[time-nuts] Ships fooled in GPS spoofing attack suggest Russian cyberweapon
magnus at rubidium.dyndns.org
Mon Aug 14 14:54:17 EDT 2017
Sure, some have started to work on it, but far from it. Traditional
navigation helps a lot. While you have signal you can trim continously.
On 08/14/2017 07:43 PM, paul swed wrote:
> Sextent, compass, and clock.
> Amazingly as posted on time nuts some time ago the Navy and Coast Guard
> have re-introduced that training.
> On Mon, Aug 14, 2017 at 1:24 PM, Magnus Danielson <
> magnus at rubidium.dyndns.org> wrote:
>> Hi Jim,
>> On 08/14/2017 06:03 PM, jimlux wrote:
>>> And GPS users who care about spoofing tend to use antenna systems that
>>> will reject signals coming from the "wrong" direction. It's pretty easy to
>>> set up 3 antenna separated by 30 cm or so and tell what direction the
>>> signal from each S/V is coming from.
>>> I would expect that as spoofing/jamming becomes more of a problem (e.g.
>>> all those Amazon delivery drones operating in a RF dense environment) this
>>> will become sort of standard practice.
>>> So now your spoofing becomes much more complex, because the sources have
>>> to appear to come from the right place in the sky. (fleets of UAVs?)

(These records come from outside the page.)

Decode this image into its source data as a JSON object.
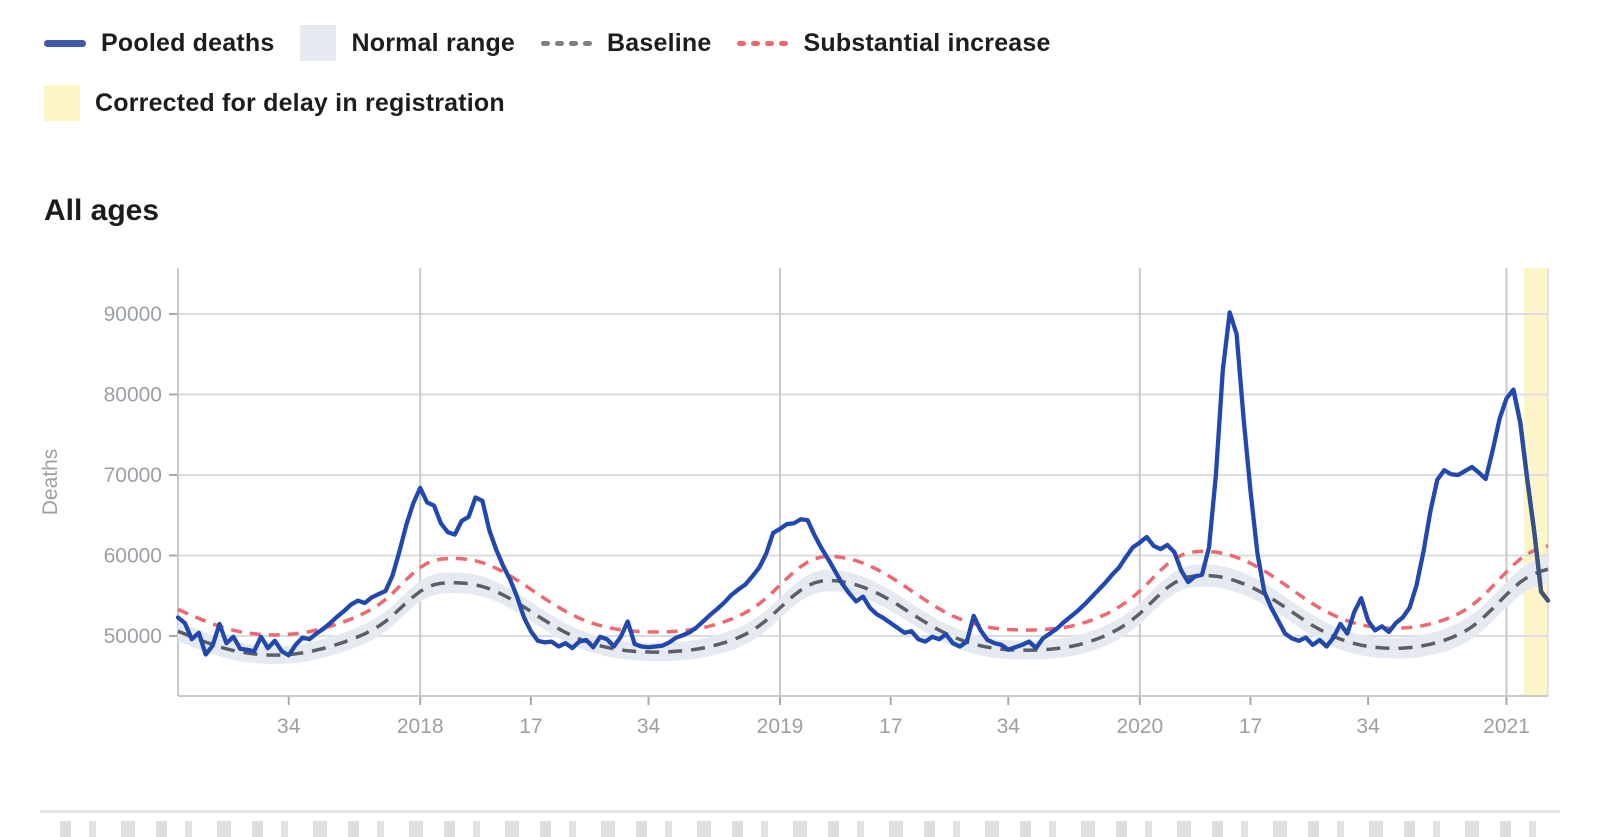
{
  "legend": {
    "pooled": "Pooled deaths",
    "normal_range": "Normal range",
    "baseline": "Baseline",
    "substantial": "Substantial increase",
    "corrected": "Corrected for delay in registration"
  },
  "section": {
    "title": "All ages"
  },
  "colors": {
    "pooled": "#2148ae",
    "pooled_swatch": "#4059ab",
    "pooled_end_fade": "#46566d",
    "baseline": "#5a5e66",
    "baseline_swatch": "#7e7e7e",
    "substantial": "#ee686f",
    "band": "#e5eaf1",
    "corrected": "#fbf5c8",
    "grid": "#dcdcdc",
    "year_grid": "#c9c9c9",
    "axis": "#c9c9c9",
    "tick": "#a8a8a8",
    "tick_text": "#9aa0a6"
  },
  "chart_data": {
    "type": "line",
    "title": "All ages",
    "xlabel": "",
    "ylabel": "Deaths",
    "ylim": [
      42500,
      95700
    ],
    "yticks": [
      50000,
      60000,
      70000,
      80000,
      90000
    ],
    "grid": true,
    "legend_position": "top",
    "x_unit": "ISO week",
    "x_start": "2017-W18",
    "x_end": "2021-W07",
    "xticks": [
      {
        "i": 16,
        "label": "34",
        "grid": false
      },
      {
        "i": 35,
        "label": "2018",
        "grid": true
      },
      {
        "i": 51,
        "label": "17",
        "grid": false
      },
      {
        "i": 68,
        "label": "34",
        "grid": false
      },
      {
        "i": 87,
        "label": "2019",
        "grid": true
      },
      {
        "i": 103,
        "label": "17",
        "grid": false
      },
      {
        "i": 120,
        "label": "34",
        "grid": false
      },
      {
        "i": 139,
        "label": "2020",
        "grid": true
      },
      {
        "i": 155,
        "label": "17",
        "grid": false
      },
      {
        "i": 172,
        "label": "34",
        "grid": false
      },
      {
        "i": 192,
        "label": "2021",
        "grid": true
      }
    ],
    "corrected_zone": {
      "start_idx": 194.5,
      "label": "Corrected for delay in registration"
    },
    "series": [
      {
        "name": "Pooled deaths",
        "style": "solid",
        "values": [
          52300,
          51600,
          49600,
          50400,
          47700,
          48800,
          51500,
          49100,
          49900,
          48400,
          48300,
          48100,
          49900,
          48500,
          49400,
          48100,
          47600,
          48900,
          49800,
          49600,
          50300,
          50900,
          51600,
          52400,
          53100,
          53900,
          54400,
          54100,
          54800,
          55200,
          55600,
          57500,
          60500,
          63800,
          66500,
          68400,
          66600,
          66200,
          64000,
          62900,
          62600,
          64300,
          64800,
          67200,
          66800,
          63100,
          60700,
          58700,
          57000,
          54900,
          52300,
          50600,
          49400,
          49200,
          49300,
          48700,
          49100,
          48500,
          49300,
          49500,
          48600,
          49900,
          49600,
          48700,
          49900,
          51800,
          49000,
          48700,
          48600,
          48700,
          48800,
          49200,
          49800,
          50100,
          50500,
          51100,
          51900,
          52700,
          53400,
          54200,
          55100,
          55800,
          56400,
          57400,
          58500,
          60200,
          62800,
          63300,
          63900,
          64000,
          64500,
          64400,
          62500,
          60900,
          59500,
          58000,
          56500,
          55300,
          54300,
          54900,
          53500,
          52700,
          52200,
          51600,
          51000,
          50400,
          50600,
          49600,
          49300,
          49900,
          49600,
          50200,
          49100,
          48700,
          49300,
          52500,
          50700,
          49500,
          49100,
          48900,
          48300,
          48600,
          48900,
          49300,
          48500,
          49700,
          50300,
          50900,
          51700,
          52400,
          53100,
          53900,
          54800,
          55700,
          56600,
          57600,
          58500,
          59800,
          61000,
          61600,
          62300,
          61200,
          60800,
          61300,
          60400,
          58100,
          56700,
          57400,
          57600,
          61000,
          70000,
          83000,
          90200,
          87500,
          77000,
          68000,
          60300,
          55500,
          53500,
          51900,
          50300,
          49700,
          49400,
          49800,
          48900,
          49500,
          48700,
          49800,
          51500,
          50300,
          53000,
          54700,
          51900,
          50700,
          51200,
          50500,
          51600,
          52300,
          53500,
          56300,
          60500,
          65500,
          69400,
          70600,
          70100,
          70000,
          70500,
          71000,
          70300,
          69500,
          73000,
          77000,
          79500,
          80600,
          76500,
          69500,
          63000,
          55500,
          54400
        ]
      },
      {
        "name": "Baseline",
        "style": "dashed",
        "anchors": [
          [
            0,
            50600
          ],
          [
            4,
            49200
          ],
          [
            8,
            48100
          ],
          [
            13,
            47550
          ],
          [
            18,
            47800
          ],
          [
            23,
            48900
          ],
          [
            27,
            50200
          ],
          [
            30,
            51600
          ],
          [
            33,
            54200
          ],
          [
            36,
            56400
          ],
          [
            39,
            56700
          ],
          [
            43,
            56500
          ],
          [
            46,
            55600
          ],
          [
            49,
            54200
          ],
          [
            53,
            51900
          ],
          [
            57,
            49900
          ],
          [
            61,
            48700
          ],
          [
            65,
            48100
          ],
          [
            70,
            47950
          ],
          [
            75,
            48300
          ],
          [
            79,
            49100
          ],
          [
            83,
            50500
          ],
          [
            86,
            52600
          ],
          [
            89,
            55200
          ],
          [
            92,
            56900
          ],
          [
            95,
            57000
          ],
          [
            99,
            56200
          ],
          [
            103,
            54500
          ],
          [
            107,
            52200
          ],
          [
            111,
            50200
          ],
          [
            115,
            48900
          ],
          [
            119,
            48300
          ],
          [
            124,
            48200
          ],
          [
            129,
            48600
          ],
          [
            133,
            49600
          ],
          [
            136,
            50800
          ],
          [
            139,
            52600
          ],
          [
            142,
            55400
          ],
          [
            145,
            57400
          ],
          [
            149,
            57600
          ],
          [
            152,
            57200
          ],
          [
            156,
            55800
          ],
          [
            160,
            53600
          ],
          [
            164,
            51200
          ],
          [
            168,
            49500
          ],
          [
            172,
            48600
          ],
          [
            177,
            48400
          ],
          [
            181,
            48900
          ],
          [
            185,
            50000
          ],
          [
            188,
            51600
          ],
          [
            191,
            54300
          ],
          [
            194,
            56900
          ],
          [
            196,
            57900
          ],
          [
            198,
            58300
          ]
        ]
      },
      {
        "name": "Substantial increase",
        "style": "dashed",
        "anchors": [
          [
            0,
            53300
          ],
          [
            4,
            51800
          ],
          [
            8,
            50600
          ],
          [
            13,
            50050
          ],
          [
            18,
            50300
          ],
          [
            23,
            51400
          ],
          [
            27,
            52800
          ],
          [
            30,
            54300
          ],
          [
            33,
            57100
          ],
          [
            36,
            59400
          ],
          [
            39,
            59700
          ],
          [
            43,
            59500
          ],
          [
            46,
            58500
          ],
          [
            49,
            57000
          ],
          [
            53,
            54600
          ],
          [
            57,
            52500
          ],
          [
            61,
            51200
          ],
          [
            65,
            50600
          ],
          [
            70,
            50450
          ],
          [
            75,
            50800
          ],
          [
            79,
            51700
          ],
          [
            83,
            53200
          ],
          [
            86,
            55400
          ],
          [
            89,
            58100
          ],
          [
            92,
            59900
          ],
          [
            95,
            60000
          ],
          [
            99,
            59200
          ],
          [
            103,
            57400
          ],
          [
            107,
            55000
          ],
          [
            111,
            52800
          ],
          [
            115,
            51400
          ],
          [
            119,
            50800
          ],
          [
            124,
            50700
          ],
          [
            129,
            51100
          ],
          [
            133,
            52200
          ],
          [
            136,
            53500
          ],
          [
            139,
            55400
          ],
          [
            142,
            58300
          ],
          [
            145,
            60400
          ],
          [
            149,
            60600
          ],
          [
            152,
            60200
          ],
          [
            156,
            58700
          ],
          [
            160,
            56400
          ],
          [
            164,
            53900
          ],
          [
            168,
            52100
          ],
          [
            172,
            51100
          ],
          [
            177,
            50900
          ],
          [
            181,
            51400
          ],
          [
            185,
            52600
          ],
          [
            188,
            54300
          ],
          [
            191,
            57100
          ],
          [
            194,
            59800
          ],
          [
            196,
            60800
          ],
          [
            198,
            61200
          ]
        ]
      },
      {
        "name": "Normal range",
        "style": "band",
        "halfwidth_anchors": [
          [
            0,
            1250
          ],
          [
            13,
            1100
          ],
          [
            37,
            1300
          ],
          [
            65,
            1100
          ],
          [
            93,
            1350
          ],
          [
            122,
            1150
          ],
          [
            149,
            1400
          ],
          [
            175,
            1250
          ],
          [
            192,
            1600
          ],
          [
            198,
            1700
          ]
        ]
      }
    ]
  }
}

>> You gain maybe 10 to 20 dB, but not much more.
>> A real protection scheme needs much more tolerance to handle severe
>> There is an overbeliefe in such approaches, rather than trying to look at
>> the system analysis, since when you loose the GPS signal, what do you do. I
>> get blank stares all too often when I ask that trick question.